La poésie d’Ascal maintient la contradiction entre ce qui nous entraîne vers le sombre, les peurs archaïques, les ratés d’enfance, les morts laissés derrière et revenants… et puis une force d’affirmation de vivre, d’un possible bonheur qu’il faut aller chercher sans être jamais sûr de sa durée. Les végétaux, très présents dans ce livre, sont un bon exemple de cette ambivalence :
« C’est un bleu vacillant, qu’un moindre souffle émeut. Il s’étend derrière la ville, oublie le béton, et d’un seul élan simule la mer.
Fleurs de lin.
Corolles sans poids.
Entrer dans cette eau tendre ?
Rustauds faucillant dans mes songes, je vous ai vus, à genoux dans vos champs jusqu’à la nuit.
Celui-là n’était qu’un serf parmi les serfs.
Un sans-nom cloué au sol, comme un clandestin rivé à sa Singer.
Est-ce le bleu de ses yeux – bleu sans âge et sans haine – qui trouble ma vision, ou l’ombre de la corde de lin avec laquelle il s’est pendu ? »
On voit bien ici comment l’adhésion au monde ne peut durablement s’établir en une forme de bien-être, de naïveté béate. Elle se fissure et passe au premier plan l’autre versant du réel : la détresse et le sombre. Le mouvement peut s’inverser, tout aussi bien : on peut partir de l’illisible enfance, par exemple, pour aller vers le clair, le possible, l’ouvert. C’est alors revenir aux « herbes folles de l’enfance fauchées par la grêle », à cette « mémoire ombilicale en forme de laisse », sans se laisser enfermer dans ce passé étouffant. Une phrase résume peut-être le parcours du livre : « Je cherche le passage. »
La fin du livre ne présente d’ailleurs pas une sorte de paix atteinte, de sagesse zen ou autre.

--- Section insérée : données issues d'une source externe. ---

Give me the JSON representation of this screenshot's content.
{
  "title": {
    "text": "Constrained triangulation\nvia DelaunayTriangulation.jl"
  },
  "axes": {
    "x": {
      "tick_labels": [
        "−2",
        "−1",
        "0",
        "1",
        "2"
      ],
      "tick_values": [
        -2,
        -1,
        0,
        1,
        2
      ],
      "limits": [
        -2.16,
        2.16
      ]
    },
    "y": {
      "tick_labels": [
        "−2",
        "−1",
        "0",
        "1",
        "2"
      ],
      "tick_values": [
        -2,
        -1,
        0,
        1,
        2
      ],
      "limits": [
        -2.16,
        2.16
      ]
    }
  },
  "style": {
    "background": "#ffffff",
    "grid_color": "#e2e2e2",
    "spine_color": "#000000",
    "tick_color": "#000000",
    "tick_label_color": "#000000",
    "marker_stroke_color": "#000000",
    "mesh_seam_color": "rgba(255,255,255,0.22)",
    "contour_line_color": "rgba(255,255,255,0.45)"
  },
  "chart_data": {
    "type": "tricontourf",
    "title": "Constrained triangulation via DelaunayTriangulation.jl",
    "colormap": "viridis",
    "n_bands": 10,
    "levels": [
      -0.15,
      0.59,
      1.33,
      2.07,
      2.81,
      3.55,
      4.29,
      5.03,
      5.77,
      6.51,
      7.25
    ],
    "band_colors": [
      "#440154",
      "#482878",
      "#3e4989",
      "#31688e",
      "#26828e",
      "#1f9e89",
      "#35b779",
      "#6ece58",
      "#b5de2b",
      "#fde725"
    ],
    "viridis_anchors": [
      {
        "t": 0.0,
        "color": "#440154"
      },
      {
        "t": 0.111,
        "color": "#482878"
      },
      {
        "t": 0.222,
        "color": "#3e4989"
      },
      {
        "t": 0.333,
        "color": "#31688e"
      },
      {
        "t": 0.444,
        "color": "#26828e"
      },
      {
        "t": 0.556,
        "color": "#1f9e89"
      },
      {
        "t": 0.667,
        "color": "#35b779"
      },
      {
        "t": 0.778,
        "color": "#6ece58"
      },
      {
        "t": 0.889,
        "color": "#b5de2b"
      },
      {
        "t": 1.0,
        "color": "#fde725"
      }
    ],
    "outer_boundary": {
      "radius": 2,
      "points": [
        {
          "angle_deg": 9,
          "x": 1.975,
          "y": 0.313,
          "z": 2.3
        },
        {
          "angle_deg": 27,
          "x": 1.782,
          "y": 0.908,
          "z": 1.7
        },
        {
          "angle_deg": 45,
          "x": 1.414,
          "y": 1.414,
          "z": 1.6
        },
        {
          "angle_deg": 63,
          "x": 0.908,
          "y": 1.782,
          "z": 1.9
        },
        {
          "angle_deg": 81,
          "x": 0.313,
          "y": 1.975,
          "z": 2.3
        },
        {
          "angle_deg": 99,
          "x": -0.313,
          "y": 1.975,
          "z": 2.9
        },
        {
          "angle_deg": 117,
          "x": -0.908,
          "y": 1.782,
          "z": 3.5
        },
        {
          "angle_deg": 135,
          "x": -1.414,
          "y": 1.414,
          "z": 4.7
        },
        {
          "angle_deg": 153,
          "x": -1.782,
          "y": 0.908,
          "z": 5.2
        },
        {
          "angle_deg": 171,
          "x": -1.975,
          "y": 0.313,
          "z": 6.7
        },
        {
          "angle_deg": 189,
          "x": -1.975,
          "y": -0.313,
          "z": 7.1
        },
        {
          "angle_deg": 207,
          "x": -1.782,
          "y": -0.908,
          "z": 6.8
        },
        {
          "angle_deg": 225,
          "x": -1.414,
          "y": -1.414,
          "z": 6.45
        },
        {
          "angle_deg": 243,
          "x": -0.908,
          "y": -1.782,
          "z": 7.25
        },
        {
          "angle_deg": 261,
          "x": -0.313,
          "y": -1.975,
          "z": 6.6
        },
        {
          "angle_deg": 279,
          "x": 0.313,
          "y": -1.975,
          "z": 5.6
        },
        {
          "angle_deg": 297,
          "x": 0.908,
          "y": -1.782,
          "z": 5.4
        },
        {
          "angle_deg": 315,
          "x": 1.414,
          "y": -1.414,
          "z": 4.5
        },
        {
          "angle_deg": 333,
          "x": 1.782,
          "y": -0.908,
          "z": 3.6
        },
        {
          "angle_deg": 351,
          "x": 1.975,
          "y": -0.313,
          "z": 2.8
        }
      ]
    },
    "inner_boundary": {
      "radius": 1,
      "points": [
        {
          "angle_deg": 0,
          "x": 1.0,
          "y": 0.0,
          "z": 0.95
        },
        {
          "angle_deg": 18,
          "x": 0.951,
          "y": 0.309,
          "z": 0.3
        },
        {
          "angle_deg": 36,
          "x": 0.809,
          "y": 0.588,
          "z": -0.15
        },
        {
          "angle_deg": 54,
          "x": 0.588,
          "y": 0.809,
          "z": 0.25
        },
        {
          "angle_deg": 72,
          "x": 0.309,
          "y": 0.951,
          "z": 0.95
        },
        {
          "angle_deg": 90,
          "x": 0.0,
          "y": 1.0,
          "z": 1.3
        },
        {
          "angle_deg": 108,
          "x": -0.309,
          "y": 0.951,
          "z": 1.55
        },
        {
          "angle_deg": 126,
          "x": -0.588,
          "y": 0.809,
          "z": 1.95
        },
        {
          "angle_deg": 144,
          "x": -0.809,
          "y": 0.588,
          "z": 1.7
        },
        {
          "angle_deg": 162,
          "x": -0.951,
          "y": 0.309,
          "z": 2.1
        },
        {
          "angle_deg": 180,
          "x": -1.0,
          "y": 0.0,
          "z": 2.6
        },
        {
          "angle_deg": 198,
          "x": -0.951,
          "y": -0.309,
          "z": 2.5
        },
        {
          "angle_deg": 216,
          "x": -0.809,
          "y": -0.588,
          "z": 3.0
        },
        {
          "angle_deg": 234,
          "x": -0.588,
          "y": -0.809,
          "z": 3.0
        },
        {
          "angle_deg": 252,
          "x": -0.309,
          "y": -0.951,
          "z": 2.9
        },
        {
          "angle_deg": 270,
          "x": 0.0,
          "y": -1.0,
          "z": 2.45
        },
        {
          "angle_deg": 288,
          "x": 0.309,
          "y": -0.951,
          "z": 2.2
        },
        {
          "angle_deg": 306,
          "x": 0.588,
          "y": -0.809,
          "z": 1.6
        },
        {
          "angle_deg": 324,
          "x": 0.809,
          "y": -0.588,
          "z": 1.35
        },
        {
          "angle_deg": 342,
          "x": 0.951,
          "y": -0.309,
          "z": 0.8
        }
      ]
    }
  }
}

Elle indique vivre comme une démarche intérieure à poursuivre, avec et contre soi, à contre-courant du passé qui enlise comme de l’illusion, même poétique :
« La forêt n’est pas vierge, la page n’est pas blanche, et les chemins n’existent pas.
Tu dois marcher longtemps dans le blanc éblouissant du trop-plein de signes, dans le noir incertain des ombres mêlées.
Les morts en attente, alignés comme des troncs, dressent leurs branches défeuillées.
Tu dois marcher sans t’arrêter.
Sans t’encombrer de mots.
Que rien ne te retienne, si tu veux franchir la passe, si tu espères toucher du doigt l’or de l’énigme. »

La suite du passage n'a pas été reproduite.